GREENSBORO, Ga. – Miami will rely heavily on freshmen this season after losing two-thirds of its starting lineup from last season.
As far as offensive tackle Jason Fox is concerned, the Hurricanes are better off without some of those departed upperclassmen.
"Some of the players we had to get rid of were kind of cancerous to the team and really brought us down," Fox said Sunday at the ACC Media Days at the Reynolds Plantation Ritz-Carlton Lodge. "They didn't care about football. They're gone now, which is really good for us. We can get back to focusing on football.
"Sometimes, the coaches were more worried about punishing the kids who weren't doing good than focusing on football, which really took away from what we needed to get done."
Fox's comments offered at least one explanation for how the ACC has turned upside down the past couple of seasons.
Miami joined the ACC in 2004 with the intention of annually competing with Florida State for the league title. It hasn't worked out that way.
The Hurricanes still are seeking their first conference title and are 12-13 overall the past two seasons. Miami hardly resembles the program that won its fifth national championship in 2001 and was a play away from another title in '02.
Florida State hasn't fared much better. The Seminoles won the 2005 ACC title despite enduring a five-loss season, but they've gone 7-6 each of the past two seasons.

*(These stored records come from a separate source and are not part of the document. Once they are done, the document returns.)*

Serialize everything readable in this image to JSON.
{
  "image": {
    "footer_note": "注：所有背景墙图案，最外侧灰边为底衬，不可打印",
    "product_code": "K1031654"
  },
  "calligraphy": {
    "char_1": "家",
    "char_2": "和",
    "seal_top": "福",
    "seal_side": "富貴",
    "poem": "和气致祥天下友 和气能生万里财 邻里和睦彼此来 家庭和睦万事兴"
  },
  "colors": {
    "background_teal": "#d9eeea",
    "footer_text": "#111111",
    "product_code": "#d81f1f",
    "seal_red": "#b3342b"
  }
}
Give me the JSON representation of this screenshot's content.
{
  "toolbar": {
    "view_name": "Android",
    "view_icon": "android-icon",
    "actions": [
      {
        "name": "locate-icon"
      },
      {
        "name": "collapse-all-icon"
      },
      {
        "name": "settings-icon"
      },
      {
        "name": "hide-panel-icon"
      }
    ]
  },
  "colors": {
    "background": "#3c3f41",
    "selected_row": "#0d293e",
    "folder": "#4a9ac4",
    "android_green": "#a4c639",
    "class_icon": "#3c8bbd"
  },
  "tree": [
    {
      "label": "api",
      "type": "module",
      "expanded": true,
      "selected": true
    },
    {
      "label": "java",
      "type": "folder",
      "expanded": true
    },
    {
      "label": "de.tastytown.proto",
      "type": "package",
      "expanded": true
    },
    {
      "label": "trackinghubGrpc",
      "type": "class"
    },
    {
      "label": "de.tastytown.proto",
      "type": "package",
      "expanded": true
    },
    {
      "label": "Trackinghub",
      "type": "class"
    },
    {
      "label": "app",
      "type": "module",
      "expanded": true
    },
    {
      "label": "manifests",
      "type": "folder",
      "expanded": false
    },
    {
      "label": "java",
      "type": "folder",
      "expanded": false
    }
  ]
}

At least one rival player believes the recent struggles of Miami and FSU aren't necessarily because of a lack of talent.
"Miami is still Miami, believe it or not," said Wake Forest cornerback and Pahokee (Fla.) High graduate Alphonso Smith, who grew up a FSU fan but didn't receive a scholarship offer from any of his home state's major programs. "Florida State is still Florida State, believe it or not. Michigan is still Michigan. All the big dogs are still big dogs and still getting five-star recruits and four-star recruits. They still have the same ability.
"The thing is, everyone else is good. You have good players everywhere. Every week you have to come in and bring it. You can't only go on potential: 'Oh, I was a five-star recruit, so I don't have to work as hard. I was this, I was that in high school.' When you get into college, that stuff does not matter. It really doesn't matter. That's the thing. I think those guys aren't really appreciating the game. They're not really bringing it, you know. They just have to bring it."
Smith wasn't finished.
"They no doubt have got some world-class athletes there," he said. "I don't know. It is surprising."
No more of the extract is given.